For secure storage of private keys, Entrust nShield Hardware Security Module (HSM) is integrated with Passive SSL decryption. Refer to Entrust nShield HSM for SSL Decryption for Out-of-Band Tools.

GigaSMART SSL Decryption for Inline and Out-of-Band Tools

SSL decryption for inline tools provides visibility into encrypted traffic. Inline SSL decryption delivers decrypted packets to tools that can be placed inline or out-of-band. The tools look into decrypted packets for threats, such as viruses or other malware.

The amount of Internet traffic that is encrypted is increasing, and much of it is encrypted with Secure Sockets Layer (SSL) and Transport Layer Security (TLS) protocols.

Malware increasingly uses encrypted SSL traffic, thus a significant percentage of attacks hide in SSL. Inline SSL decryption delivers a complete view of encrypted applications and hidden threats in your organization.

Many applications, such as email, also use SSL. Encryption protects data from being viewed in transit over the Internet such as in an exchange of emails.
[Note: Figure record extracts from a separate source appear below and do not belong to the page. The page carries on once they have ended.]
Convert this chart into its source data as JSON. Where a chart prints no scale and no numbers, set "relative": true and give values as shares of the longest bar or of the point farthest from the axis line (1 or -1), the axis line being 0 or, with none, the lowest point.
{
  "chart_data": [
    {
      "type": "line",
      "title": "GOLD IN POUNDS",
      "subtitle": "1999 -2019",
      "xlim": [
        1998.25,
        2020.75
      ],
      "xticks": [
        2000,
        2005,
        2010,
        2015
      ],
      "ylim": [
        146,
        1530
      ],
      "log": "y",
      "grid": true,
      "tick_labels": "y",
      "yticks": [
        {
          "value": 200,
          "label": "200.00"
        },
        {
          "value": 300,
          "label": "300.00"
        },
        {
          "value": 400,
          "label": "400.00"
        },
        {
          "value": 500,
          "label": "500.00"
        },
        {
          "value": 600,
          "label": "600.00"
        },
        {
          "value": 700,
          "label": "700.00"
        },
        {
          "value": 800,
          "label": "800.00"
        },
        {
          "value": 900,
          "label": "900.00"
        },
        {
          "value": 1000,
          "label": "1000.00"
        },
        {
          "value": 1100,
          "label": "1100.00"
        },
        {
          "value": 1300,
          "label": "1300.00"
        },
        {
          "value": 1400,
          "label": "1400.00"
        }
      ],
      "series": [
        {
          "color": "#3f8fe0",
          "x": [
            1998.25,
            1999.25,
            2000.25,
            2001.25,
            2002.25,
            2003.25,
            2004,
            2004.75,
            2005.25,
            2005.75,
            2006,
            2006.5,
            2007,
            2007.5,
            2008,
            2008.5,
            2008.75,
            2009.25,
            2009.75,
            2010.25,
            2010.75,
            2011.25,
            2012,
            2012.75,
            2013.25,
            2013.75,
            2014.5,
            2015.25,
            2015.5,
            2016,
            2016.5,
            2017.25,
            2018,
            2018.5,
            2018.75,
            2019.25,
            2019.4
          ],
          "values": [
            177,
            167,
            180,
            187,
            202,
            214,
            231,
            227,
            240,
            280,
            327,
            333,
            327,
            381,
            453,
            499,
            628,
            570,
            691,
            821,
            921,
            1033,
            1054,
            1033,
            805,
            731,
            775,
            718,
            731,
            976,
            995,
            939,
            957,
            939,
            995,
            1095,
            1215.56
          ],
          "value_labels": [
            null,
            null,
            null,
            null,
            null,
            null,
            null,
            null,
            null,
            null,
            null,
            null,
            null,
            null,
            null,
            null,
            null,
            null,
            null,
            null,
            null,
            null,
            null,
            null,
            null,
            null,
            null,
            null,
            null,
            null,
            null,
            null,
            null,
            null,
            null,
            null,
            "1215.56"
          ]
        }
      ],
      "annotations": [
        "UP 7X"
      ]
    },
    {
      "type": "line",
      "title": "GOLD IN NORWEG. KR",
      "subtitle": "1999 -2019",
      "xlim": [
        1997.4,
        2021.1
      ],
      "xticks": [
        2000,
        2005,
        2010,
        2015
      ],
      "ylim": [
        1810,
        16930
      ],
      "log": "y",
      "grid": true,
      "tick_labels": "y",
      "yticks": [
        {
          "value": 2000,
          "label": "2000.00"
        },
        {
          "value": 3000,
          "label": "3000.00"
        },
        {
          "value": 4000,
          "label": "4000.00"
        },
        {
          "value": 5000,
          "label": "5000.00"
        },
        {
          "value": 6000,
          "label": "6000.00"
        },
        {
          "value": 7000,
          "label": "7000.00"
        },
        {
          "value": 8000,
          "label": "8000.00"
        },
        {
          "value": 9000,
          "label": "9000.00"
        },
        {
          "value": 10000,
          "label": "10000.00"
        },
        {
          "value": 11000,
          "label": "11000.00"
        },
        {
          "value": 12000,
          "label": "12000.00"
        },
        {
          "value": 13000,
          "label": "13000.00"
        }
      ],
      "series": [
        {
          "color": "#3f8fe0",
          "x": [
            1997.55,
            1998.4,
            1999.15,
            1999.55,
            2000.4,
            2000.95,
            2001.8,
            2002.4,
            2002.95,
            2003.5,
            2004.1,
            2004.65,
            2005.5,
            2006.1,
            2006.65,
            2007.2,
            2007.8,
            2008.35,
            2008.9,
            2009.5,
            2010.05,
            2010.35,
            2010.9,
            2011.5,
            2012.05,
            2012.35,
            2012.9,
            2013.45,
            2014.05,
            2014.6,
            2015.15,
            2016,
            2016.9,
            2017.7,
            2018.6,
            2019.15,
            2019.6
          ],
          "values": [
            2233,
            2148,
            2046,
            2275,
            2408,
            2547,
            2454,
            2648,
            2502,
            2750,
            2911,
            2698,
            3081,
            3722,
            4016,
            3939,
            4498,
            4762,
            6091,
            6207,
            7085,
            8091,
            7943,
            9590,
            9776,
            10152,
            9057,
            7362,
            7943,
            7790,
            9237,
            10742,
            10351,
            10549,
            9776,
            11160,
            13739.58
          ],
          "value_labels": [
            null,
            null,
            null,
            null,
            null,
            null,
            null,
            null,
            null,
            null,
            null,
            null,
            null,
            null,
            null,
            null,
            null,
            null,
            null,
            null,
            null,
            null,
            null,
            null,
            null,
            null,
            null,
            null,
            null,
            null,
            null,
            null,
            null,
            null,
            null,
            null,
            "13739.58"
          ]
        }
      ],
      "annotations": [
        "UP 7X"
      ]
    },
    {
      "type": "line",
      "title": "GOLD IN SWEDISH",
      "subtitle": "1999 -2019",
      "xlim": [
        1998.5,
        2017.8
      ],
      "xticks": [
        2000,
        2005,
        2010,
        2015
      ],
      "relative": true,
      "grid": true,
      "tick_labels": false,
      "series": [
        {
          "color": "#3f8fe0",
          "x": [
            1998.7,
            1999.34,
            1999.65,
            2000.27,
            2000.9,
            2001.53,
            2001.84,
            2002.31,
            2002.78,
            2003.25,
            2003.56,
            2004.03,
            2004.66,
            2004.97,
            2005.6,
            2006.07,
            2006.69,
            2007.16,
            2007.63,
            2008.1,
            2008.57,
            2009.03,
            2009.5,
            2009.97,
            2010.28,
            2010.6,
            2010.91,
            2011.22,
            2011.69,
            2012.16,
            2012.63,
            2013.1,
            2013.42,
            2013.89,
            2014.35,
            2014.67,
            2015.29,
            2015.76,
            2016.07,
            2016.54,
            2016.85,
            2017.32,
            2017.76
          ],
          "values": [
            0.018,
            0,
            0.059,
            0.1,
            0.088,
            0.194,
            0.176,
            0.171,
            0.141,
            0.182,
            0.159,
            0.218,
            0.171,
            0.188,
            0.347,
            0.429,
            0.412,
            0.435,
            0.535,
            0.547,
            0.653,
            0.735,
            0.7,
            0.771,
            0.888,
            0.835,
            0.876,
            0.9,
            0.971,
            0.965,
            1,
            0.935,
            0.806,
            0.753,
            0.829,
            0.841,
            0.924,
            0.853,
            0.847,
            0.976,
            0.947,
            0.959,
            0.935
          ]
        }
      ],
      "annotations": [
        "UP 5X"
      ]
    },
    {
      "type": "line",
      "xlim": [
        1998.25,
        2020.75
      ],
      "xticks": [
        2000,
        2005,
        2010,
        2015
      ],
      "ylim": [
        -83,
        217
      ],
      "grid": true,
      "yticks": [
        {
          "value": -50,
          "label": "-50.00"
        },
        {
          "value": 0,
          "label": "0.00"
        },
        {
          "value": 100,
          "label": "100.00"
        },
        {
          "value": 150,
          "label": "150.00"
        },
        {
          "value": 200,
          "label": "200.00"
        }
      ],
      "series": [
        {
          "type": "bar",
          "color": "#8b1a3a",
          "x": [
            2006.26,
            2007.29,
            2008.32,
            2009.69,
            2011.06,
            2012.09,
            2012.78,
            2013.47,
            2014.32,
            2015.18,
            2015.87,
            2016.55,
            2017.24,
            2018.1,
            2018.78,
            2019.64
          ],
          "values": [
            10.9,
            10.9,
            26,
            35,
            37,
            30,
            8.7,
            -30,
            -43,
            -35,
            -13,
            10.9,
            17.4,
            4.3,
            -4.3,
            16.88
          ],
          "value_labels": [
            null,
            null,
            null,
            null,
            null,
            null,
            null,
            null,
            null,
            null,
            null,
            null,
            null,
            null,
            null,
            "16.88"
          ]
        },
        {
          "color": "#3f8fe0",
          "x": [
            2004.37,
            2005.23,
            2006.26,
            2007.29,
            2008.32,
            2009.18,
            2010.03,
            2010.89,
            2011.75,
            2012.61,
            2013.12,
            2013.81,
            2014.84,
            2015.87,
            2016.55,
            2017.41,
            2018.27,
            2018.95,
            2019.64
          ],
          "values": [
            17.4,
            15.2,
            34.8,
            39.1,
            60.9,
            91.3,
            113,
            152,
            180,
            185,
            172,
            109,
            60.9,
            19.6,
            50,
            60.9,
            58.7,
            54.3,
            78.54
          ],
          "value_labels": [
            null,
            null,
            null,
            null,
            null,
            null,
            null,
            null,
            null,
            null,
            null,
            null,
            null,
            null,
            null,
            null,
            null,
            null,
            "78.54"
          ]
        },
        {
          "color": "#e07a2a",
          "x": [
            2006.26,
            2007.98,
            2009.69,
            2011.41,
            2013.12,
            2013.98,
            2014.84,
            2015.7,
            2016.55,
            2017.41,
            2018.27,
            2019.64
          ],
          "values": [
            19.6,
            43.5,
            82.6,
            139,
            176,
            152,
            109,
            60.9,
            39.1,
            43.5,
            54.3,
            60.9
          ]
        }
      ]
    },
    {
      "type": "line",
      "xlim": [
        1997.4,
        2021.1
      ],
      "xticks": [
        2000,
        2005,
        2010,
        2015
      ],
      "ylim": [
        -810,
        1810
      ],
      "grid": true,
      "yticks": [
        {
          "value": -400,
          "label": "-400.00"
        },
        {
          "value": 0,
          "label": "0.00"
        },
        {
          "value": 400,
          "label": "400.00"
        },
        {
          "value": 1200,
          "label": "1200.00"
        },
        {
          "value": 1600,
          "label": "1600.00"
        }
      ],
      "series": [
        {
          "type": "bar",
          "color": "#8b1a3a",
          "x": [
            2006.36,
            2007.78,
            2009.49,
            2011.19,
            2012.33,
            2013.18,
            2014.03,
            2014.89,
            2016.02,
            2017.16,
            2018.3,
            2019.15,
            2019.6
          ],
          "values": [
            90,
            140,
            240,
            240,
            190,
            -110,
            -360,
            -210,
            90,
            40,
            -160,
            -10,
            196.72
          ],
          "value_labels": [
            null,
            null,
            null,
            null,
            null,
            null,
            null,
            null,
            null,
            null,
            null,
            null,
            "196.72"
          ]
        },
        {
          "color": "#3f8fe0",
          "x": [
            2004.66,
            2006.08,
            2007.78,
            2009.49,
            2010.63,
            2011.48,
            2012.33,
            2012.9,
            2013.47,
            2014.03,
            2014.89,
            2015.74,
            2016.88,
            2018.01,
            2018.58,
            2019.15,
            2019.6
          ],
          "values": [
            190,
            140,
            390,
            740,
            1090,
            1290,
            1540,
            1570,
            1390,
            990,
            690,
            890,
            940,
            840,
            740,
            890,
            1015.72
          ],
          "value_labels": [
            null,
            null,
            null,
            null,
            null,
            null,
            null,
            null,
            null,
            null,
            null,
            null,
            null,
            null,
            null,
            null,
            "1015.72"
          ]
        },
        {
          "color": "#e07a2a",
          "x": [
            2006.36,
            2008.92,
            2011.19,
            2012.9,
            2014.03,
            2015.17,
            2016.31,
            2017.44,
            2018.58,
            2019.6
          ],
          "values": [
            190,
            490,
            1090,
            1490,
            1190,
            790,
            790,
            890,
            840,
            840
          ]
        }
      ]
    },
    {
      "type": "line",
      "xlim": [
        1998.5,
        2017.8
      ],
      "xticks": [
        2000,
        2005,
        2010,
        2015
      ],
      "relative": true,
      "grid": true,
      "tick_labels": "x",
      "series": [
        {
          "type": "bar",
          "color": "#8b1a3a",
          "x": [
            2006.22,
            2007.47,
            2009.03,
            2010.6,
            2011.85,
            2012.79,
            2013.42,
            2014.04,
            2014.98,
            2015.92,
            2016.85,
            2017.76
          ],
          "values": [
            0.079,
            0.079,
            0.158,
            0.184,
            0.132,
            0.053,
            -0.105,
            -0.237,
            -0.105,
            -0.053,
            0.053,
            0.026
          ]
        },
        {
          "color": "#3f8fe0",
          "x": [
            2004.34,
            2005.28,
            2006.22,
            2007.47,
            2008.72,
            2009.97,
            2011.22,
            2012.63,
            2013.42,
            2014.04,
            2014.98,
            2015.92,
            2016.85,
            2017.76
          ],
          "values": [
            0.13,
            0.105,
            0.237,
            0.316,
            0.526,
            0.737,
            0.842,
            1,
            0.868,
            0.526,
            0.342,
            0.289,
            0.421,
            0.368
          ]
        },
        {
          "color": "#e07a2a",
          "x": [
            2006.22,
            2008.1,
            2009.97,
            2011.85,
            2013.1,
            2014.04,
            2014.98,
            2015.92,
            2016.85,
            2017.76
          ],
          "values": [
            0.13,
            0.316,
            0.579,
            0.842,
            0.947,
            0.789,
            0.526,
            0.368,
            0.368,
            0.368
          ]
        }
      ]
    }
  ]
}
Encryption also keeps the data private. But when data is encrypted, packets are not inspected, which can create blind spots in your network.

Providing visibility into encrypted traffic eliminates this blind spot. SSL/TLS blind spots in your network can be eliminated across any port or application, for example, port 443, or email, Web, or VoIP applications.

Note:  Inline SSL decryption is supported on GigaVUE‑HC1, GigaVUE‑HC2, and GigaVUE‑HC3.

Refer to Work with GigaSMART Operations for details.

NOTES:

■   GigaSMART Stateless load balancing is included with base licenses. Stateful load balancing for GTP and ASF are included with the GTP Filtering & Correlation and Application Session Filtering (ASF) licenses. Stateful load balancing for tunnel is included with the tunneling licenses. Refer to GigaSMART Load Balancing.
■   GigaSMART MPLS traffic performance enhancement does not require a separate license. Refer to GigaSMART Traffic Performance Enhancement.